Правда, была в этих непрерывных ликующих метаниях одна осечка, которую отметили только глаза Эржебет, потому что она вспомнила прежнее. Время шло к полудню, солнце стояло прямо над головой. Прислушавшись, можно было уловить далекий колокольный звон, чуть слышно долетавший то с одной стороны, то с другой, казалось, он исходил от крылышек пролетавшей мимо пчелы и исчезал вместе с нею. Ветер, не затихавший здесь, на вершине холма, ни на минуту, сейчас словно замер, и лишь один-единственный листик трепетал на ветке придорожной ракиты под ласковым касанием позабытого ветром последнего дуновенья. Далеко внизу по футбольному полю мальчики в красных в полоску трусах беззвучно гоняли мяч, неподалеку от них лаяла в траве крошечная пестрая собачонка, но отсюда ее лай казался Эржебет не громче собственного ее дыхания. И в этой торжественной тишине, как бы бесплотном отражении всех дивных безмолвии земли, вдруг резко хрустнула ветка.

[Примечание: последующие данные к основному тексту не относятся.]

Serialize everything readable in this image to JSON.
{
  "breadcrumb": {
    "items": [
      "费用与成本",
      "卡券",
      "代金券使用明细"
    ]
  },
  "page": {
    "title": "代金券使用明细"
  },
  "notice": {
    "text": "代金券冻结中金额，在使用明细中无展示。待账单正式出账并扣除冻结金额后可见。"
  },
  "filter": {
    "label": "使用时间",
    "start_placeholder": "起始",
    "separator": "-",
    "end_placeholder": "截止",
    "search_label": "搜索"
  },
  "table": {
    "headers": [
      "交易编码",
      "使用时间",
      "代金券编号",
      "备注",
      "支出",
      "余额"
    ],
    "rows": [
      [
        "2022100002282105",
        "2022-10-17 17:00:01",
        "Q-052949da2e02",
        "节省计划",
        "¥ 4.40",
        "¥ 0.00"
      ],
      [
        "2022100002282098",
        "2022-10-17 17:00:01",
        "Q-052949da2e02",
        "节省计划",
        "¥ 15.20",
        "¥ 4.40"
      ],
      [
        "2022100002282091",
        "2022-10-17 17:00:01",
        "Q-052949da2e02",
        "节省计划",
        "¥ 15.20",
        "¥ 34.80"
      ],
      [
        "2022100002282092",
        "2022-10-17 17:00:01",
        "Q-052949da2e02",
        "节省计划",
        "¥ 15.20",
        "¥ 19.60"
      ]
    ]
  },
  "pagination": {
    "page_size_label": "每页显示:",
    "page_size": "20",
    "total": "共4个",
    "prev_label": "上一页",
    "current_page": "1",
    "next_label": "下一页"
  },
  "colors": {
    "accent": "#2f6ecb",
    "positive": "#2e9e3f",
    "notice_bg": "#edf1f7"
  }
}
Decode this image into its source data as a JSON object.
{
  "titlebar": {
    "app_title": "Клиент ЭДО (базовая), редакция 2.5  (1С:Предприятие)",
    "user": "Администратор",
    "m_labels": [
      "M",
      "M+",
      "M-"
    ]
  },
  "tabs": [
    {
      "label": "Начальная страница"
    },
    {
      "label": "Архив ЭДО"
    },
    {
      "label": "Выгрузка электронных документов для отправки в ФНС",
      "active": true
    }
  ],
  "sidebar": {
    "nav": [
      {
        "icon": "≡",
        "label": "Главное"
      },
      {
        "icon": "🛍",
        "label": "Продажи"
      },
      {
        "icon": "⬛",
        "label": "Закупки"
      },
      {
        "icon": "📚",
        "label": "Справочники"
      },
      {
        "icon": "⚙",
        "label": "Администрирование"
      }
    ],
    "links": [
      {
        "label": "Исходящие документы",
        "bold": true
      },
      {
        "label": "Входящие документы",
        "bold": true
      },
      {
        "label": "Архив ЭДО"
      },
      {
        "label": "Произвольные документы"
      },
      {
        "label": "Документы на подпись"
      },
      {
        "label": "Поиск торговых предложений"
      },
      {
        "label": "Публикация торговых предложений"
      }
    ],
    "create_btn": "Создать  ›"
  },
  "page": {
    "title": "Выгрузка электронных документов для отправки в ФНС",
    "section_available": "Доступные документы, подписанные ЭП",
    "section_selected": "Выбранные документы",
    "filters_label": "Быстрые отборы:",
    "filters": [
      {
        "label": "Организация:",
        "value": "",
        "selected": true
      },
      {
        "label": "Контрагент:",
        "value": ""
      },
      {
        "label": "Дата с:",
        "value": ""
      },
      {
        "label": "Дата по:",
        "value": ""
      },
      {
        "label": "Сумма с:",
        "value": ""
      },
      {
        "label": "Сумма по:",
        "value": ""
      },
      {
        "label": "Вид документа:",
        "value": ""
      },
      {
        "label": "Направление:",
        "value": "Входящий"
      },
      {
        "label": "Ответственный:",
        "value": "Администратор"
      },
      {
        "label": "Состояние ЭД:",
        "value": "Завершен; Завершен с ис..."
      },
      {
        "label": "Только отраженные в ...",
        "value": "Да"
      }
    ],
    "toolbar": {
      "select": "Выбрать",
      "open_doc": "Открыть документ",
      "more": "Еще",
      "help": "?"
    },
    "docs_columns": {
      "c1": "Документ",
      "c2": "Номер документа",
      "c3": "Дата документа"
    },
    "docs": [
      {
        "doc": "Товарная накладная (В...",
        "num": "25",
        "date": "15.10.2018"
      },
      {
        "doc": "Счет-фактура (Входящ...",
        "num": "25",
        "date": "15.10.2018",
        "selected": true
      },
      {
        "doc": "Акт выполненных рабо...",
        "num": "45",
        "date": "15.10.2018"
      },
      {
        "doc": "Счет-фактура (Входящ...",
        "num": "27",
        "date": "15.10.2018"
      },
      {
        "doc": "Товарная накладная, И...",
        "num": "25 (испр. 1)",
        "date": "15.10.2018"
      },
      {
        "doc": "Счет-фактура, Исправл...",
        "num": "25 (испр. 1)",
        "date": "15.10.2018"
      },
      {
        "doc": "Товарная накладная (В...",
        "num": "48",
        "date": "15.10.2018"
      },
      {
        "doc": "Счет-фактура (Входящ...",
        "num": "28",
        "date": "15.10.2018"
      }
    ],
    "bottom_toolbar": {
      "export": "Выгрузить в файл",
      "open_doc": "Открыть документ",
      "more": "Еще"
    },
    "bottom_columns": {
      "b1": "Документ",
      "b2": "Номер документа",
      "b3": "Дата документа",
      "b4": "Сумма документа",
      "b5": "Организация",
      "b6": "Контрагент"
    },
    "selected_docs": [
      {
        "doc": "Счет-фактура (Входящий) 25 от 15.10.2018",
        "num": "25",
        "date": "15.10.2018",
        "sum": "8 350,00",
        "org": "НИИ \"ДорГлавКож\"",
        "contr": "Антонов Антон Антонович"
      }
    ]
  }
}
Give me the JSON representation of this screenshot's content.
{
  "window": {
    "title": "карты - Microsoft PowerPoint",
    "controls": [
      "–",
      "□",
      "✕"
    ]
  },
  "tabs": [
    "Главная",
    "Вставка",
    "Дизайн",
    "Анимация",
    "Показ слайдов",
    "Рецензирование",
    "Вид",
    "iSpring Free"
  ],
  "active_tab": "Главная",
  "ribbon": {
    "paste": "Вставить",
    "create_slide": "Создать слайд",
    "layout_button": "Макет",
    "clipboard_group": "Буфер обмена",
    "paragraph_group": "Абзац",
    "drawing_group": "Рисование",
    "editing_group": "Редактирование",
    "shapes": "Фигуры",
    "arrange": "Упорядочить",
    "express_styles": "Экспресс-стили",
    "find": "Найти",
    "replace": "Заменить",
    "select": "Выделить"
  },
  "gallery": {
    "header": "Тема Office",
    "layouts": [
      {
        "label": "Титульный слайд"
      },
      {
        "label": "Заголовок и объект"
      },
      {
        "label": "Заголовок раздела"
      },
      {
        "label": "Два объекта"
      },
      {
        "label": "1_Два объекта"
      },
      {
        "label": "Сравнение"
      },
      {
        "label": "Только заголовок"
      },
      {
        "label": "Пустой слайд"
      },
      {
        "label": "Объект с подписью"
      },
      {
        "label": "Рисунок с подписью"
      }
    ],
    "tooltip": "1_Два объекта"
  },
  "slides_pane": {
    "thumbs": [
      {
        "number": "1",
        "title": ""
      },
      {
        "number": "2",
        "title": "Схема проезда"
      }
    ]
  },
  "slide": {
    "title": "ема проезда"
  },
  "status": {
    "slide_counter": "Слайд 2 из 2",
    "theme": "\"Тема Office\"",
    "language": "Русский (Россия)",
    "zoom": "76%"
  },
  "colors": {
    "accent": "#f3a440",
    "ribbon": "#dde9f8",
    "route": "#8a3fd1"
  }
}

Треск раздался, как показалось жене инженера, прямо у нее за спиной. Невольно она обернулась. Шагах в пятидесяти – шестидесяти справа от тропинки, под кустом с заколыхавшимися вдруг ветвями сидел на задних лапах заяц и, задрав голову, с хрустом уплетал едва распустившиеся листочки. В трепещущем, просвеченном ярким полуденным солнцем воздухе отчетливо видны были его чуть-чуть выпученные, большие и глупые черные глаза, казавшиеся близорукими, его непрестанно двигавшиеся темные ноздри и встопорщенные над толстой верхней губой длинные усы. Живот у зайца – вернее, то была зайчиха – заметно круглился, зайчиха ждала детенышей.
Собака обернулась одновременно с Эржебет, вероятно, тоже на звук хрустнувшей ветки. Хотя зрение у нее, как мы знаем, было неважное, Ники моментально различила зайчиху, которая, оказавшись с наветренной стороны, ничего не подозревала и преспокойно лакомилась зеленой свежей листвой. Ники застыла на месте словно изваяние, ни одна шерстинка на ней не шевельнулась. Но вот она приподняла переднюю лапу, чуть шевельнула ноздрями. В следующее мгновенье собака и зайчиха скрылись в зарослях над тропой.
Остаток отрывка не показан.